At 11:44 AM -0400 5/12/10, Joe Abley wrote:
>On 2010-05-12, at 09:28, Barry Leiba wrote:
>
>> It would be a mistake to build a further array of individual,
>> uncoordinated extensions to FTP.
>
>I'm actually slightly surprised that anybody is considering enhancements to 
>FTP in 2010.
>
>I would have thought that given standardised alternatives which are kinder to 
>firewalls and more secure the logical next step would be to publish guidance 
>that advises against using FTP, outlines the reasons why, and points people 
>towards more suitable protocols. Unless I'm missing some use-case where FTP is 
>actually superior to (say) HTTP, or SSH/SFTP?

The use of FTP dwarfs the use of SFTP by at least two orders of magnitude. 

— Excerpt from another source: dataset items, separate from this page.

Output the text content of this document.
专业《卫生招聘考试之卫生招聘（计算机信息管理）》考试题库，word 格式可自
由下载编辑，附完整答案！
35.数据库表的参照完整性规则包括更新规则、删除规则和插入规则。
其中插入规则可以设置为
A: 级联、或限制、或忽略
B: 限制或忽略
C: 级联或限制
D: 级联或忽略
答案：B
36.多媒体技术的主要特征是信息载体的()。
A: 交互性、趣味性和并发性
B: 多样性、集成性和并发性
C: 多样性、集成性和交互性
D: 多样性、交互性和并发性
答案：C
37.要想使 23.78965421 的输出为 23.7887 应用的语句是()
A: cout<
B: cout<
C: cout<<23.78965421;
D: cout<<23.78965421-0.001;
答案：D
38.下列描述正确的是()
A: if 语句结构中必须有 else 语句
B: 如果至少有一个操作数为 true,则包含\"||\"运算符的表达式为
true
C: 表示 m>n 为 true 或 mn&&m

Further, and more troubling, is that there are few if any SFTP servers that 
have the same access properties as those common in most FTP servers, namely 
that the user who connects can *only* see the contents of the home directory 
and below. (Yes, you can sometimes set up SSH/SFTP with this restriction; doing 
so is still cumbersome and not well supported on many OSs.)

The use case for FTP remains "password protected access to a limited set of 
files where eavesdropping on the password or transferred file contents will not 
cause much damage". As SFTP implementations mature, we might consider 
suggesting moving away from FTP, but probably not before then.